Collaborating Investigator(s): Rai Winslow, PhD
Institution: Johns Hopkins
Dr. Winslow is the Raj and Neera Singh Professor of the Department of Biomedical Engineering and the director of the Institute for Computational Medicine and the Center for Cardiovascular Bioinformatics and Modeling at the John Hopkins University School of Medicine & Whiting School of Engineering. Dr. Winslow's research interests focus on computational modeling of intracellular signaling, metabolism, and electrical excitability in cardiac myocytes, integrative modeling of cardiac function in health and disease, biomedical data representation, and database design and Grid-computing and data-sharing. Dr. Winslow is a specialty editor-in-chief for Frontiers in Computational Physiology and Medicine and has been on numerous advisory committees over the last 10 years.
One of the goals of Dr. Winslow's research is to advance understanding of the molecular basis of cardiac arrhythmias, particularly those related to intracellular Ca2+ dynamics in the setting of heart failure. To do this, his group has developed computational models of normal and failing cardiac myocytes based on extensive experimental data. Using these models, they have shown that disruptions of intracellular Ca2+ handling play a key role in arrhythmogenesis. Motivated by these findings, they are now developing multiscale models of Ca2+ signaling in order to understand how signaling events within the cell contribute to risk of arrhythmia.
This Driving Biomedical Project involves all of the TR&Ds. Currently, Dr. Winslow can only qualitatively verify the existence of what are known as "metabolic sinks" and the extent to which they recover on re-perfusion by examining reduced resolution cut planes through the image data. Tools that enable quantitative data analysis and interactive navigation into these very large and complex 3D datasets are required. These two goals are enabled by the innovation in the Image and Geometric Analysis TR&D and Visualization TR&D. In the Image and Geometric Analysis TR&D, we apply methods for user-assisted segmentation to images of cardiac tissue, followed by visualization of combined segmentations and fluorescent channel data using FluoRender. Finally, in order to properly characterize the nature of these metabolic sinks, we use the models we generate from segmentations in the Simulation & Estimation TR&D as the basis for a simulations to identify active electrophysiological tissue and associate cardiac behavior with those regions.
The Center is helping to advance the study of metabolic sinks while also advancing the technical contributions for several cross-cutting TR&Ds. Dr. Winslow is advancing the understanding of metabolic sinks and their relationship to arrhythmias by identifying the mechanisms by which reactive oxygen species (ROS) are produced under conditions of ischemia and in the setting of heart failure. Demonstrating the existence of metabolic sinks will provide definitive evidence supporting a novel hypothesis regarding mechanisms of arrhythmia. While helping to solve these problems, we are pulling technologies from all three TR&Ds to improve the segmentation and building of models for simulations while also advancing the visualizations used to display these large datasets.
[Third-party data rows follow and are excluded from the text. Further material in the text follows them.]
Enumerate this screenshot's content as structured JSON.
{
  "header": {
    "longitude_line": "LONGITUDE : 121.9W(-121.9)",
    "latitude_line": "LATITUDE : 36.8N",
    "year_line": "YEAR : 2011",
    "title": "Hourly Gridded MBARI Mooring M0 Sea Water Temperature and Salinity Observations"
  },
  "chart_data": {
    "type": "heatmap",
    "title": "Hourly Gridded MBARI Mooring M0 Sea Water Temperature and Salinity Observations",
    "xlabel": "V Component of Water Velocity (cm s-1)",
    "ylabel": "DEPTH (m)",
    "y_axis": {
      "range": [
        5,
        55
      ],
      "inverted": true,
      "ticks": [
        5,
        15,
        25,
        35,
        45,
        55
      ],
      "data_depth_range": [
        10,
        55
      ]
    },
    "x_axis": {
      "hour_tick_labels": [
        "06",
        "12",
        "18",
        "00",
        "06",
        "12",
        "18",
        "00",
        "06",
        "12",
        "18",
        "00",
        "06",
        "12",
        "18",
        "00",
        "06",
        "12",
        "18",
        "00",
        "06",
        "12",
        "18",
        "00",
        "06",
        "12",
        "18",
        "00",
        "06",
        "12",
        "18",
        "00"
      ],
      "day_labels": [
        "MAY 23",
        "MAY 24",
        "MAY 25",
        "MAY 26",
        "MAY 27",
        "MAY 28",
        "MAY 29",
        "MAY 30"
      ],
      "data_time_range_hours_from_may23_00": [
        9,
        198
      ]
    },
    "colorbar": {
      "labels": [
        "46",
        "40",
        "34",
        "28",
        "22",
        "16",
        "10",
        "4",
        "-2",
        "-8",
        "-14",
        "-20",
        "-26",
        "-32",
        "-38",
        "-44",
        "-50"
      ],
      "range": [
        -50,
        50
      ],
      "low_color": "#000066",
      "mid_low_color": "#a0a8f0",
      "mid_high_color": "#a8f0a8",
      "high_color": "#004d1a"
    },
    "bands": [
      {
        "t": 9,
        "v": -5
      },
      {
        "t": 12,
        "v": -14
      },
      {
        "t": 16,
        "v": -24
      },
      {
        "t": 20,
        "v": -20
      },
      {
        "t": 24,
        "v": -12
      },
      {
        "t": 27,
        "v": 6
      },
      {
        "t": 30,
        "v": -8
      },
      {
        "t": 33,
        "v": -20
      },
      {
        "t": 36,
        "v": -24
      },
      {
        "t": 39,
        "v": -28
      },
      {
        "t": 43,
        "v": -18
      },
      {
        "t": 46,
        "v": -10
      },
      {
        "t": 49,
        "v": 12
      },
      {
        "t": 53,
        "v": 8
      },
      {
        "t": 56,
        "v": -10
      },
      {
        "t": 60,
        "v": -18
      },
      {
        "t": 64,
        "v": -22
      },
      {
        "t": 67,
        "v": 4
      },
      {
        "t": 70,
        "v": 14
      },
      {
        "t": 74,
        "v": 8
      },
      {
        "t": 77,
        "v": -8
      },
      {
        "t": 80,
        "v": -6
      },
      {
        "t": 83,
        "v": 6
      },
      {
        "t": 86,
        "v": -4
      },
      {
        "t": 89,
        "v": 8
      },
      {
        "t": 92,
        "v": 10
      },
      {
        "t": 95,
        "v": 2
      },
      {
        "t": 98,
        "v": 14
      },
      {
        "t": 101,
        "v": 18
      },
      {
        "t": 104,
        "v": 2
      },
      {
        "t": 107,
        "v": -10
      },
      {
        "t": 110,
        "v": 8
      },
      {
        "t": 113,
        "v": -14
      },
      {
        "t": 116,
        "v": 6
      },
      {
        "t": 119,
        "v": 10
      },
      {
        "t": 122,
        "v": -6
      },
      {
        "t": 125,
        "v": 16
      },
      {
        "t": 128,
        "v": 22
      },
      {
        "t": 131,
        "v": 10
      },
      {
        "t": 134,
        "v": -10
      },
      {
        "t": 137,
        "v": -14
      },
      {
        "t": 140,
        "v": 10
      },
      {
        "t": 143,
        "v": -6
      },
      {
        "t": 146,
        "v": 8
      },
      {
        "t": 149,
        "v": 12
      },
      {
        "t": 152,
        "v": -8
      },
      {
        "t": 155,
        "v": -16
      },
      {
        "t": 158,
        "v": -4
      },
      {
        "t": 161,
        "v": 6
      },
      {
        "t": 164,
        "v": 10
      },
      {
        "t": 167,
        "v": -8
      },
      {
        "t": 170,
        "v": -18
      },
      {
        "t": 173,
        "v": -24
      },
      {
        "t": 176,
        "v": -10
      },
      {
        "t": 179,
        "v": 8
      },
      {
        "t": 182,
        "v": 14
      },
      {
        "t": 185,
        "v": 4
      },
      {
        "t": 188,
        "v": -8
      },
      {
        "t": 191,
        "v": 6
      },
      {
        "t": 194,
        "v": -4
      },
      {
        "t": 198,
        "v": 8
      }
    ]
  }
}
The methods used in this DBP to help understand the molecular basis of cardiac arrhythmias require input from all of the TR&Ds in the image modeling pipeline. Beginning with the Image and Geometric Analysis TR&D, we use semiautomated segmentation algorithms to isolate nuclei and mitochondria that are corrupted with noise from the fluorescent stain. We can use these segmentations to quantify the distribution of myocytes in the tissue and calculate diameter, length, and volume statistics. Also of importance are the physioelectric simulations we perform to identify cardiac arrhythmia behavior. Following these results, we use FluoRender's advanced rendering techniques for multi-channel confocal data to interactively position the heart and select cutting planes to visualize and understand both the properties of metabolic sinks and sheet structure using original image data, segmented nuclei and mitochondria, and simulation outputs. Combined, these three TR&Ds provide a pipeline for statistical image analysis, simulation, and visualization of results necessary for understanding cardiac metabolic injury.